You must get approved with vendors first who offer Net 30 terms. After you use those accounts and pay your bills, the accounts will get reported to the business credit reporting agencies.
Then and only then will you have an established business credit profile and score. Once it has been established, you can begin to be approved for store revolving credit.
You should seek out sellers who will approve a business for credit, even if none is established yet. There are actually many vendor sources who are well known for this: Uline, Quill, Reliable, and Laughlin and Associates, just to name a few.
To start business credit, you first should get approved for accounts with these sellers.
Some will require you to purchase their products first and some will have you make three orders and pay before they'll issue you a line-of-credit. But all of the sources I listed will approve a brand new business, even if you have no credit now.
You'll want to insure you have a total of five payment experiences reported before you even think of applying for store credit. A payment experience is the reporting of an account to a business reporting agency.
So Quill, for example, reports to both D & B and Experian. That means that one account will count as two payment experiences. Laughlin only reports to Experian, counting as one payment experience.
Once you have five payment experiences reporting, you can begin to secure revolving store credit cards for your EIN.
KEEP IN MIND, all applications will ask for your SSN but you do NOT need to provide your SSN on the application. If you do supply your SSN, they will pull your personal credit … and if it's bad your application will be denied.
When you leave the SSN field blank, they'll pull your business credit. Once they see that you have business credit established and at least five payment experiences reporting, then you'll start to get approved for store credit.
Most major retailers do offer business credit as well as consumer credit. Staples, Office Depot, Home Depot, Lowes, Target, Walmart, Costco, Sam's Club, Radio Shack, Best Buy, BP, Chevron, Amazon, Shell, and most other stores, offer business credit.

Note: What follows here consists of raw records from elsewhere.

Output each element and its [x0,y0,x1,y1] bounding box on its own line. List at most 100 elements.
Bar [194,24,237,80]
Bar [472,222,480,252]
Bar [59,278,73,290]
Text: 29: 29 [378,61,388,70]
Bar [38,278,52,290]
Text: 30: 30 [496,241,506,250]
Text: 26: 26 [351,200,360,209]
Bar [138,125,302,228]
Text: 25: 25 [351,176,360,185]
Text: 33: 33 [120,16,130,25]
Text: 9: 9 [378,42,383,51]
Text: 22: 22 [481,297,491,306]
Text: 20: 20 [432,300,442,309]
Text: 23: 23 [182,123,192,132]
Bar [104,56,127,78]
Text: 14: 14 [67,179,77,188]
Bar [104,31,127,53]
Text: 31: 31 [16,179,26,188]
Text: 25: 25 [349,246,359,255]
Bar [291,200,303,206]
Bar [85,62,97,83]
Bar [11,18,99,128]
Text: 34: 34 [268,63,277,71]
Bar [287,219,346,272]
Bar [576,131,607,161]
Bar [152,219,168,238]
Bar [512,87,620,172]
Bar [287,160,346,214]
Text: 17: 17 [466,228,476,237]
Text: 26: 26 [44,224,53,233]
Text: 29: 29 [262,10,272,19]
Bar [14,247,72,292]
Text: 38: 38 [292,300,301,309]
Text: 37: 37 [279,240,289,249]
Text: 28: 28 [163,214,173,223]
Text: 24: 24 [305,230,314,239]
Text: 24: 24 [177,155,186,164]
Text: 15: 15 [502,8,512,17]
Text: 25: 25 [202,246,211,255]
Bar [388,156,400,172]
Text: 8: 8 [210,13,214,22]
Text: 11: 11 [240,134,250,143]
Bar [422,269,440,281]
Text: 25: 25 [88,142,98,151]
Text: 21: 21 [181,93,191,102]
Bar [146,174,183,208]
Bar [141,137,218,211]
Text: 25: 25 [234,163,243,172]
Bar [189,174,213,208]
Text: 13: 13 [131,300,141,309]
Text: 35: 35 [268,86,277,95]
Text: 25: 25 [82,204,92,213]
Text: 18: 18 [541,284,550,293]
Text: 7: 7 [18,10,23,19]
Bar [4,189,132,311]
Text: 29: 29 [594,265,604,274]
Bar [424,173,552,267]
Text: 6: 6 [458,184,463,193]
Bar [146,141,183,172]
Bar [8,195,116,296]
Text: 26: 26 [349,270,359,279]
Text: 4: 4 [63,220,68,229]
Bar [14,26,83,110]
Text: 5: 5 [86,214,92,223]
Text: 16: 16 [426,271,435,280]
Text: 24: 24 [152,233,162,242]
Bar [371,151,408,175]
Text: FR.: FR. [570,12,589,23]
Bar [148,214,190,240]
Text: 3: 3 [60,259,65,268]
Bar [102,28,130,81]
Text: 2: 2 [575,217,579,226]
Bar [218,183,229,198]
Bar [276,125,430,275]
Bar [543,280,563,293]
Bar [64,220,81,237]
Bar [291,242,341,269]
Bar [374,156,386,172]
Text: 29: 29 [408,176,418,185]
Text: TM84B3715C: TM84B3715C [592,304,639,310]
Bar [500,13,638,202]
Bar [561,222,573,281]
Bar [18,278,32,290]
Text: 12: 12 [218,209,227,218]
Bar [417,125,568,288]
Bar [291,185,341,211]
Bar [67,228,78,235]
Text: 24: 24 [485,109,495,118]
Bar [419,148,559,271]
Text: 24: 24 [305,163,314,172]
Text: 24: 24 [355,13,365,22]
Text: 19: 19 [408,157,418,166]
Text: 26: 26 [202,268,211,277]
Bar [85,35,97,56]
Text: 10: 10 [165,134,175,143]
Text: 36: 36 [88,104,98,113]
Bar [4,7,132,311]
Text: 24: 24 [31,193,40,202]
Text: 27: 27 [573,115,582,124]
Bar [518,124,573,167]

Some sources like Home Depot might have more stringent approval requirements and want to see big revenue and three years in business for approval of no personal-guarantee credit. However, sources do not have these requirements, if you have credit established for the business.
WARNING !!! Do NOT put your SSN on the application. Do NOT apply for revolving store credit without having at least five payment experiences reporting to the business credit reporting agencies. If you do either of these, you'll be denied or you'll have to give them your personal guarantee.
Once you have a total of 10 payment experiences reported to the business bureaus, then you can start to get cash credit cards. Cash cards are those issued by Visa, MasterCard, even AMEX, and are cards you can use anywhere, not just cards you can only use in one store.
It's recommended that at least one of your 10 payment experiences has a high limit of $ 10,000 or more before applying for cash credit. Dell is a revolving store source who regularly approves business owners with established business credit for an account with a limit of $ 10,000 or more.
Key Bank and Home Depot are two sources that offer revolving cash credit cards you can use most anywhere; many banks offer these also.
When you follow these steps, your business can have an established credit profile and score.
This profile and score can then be used to get you credit in your business name, regardless of your personal credit, and without a personal guarantee.
You'll want to continue building business credit, applying and getting more credit, using that credit, and getting approved for higher and higher credit limits.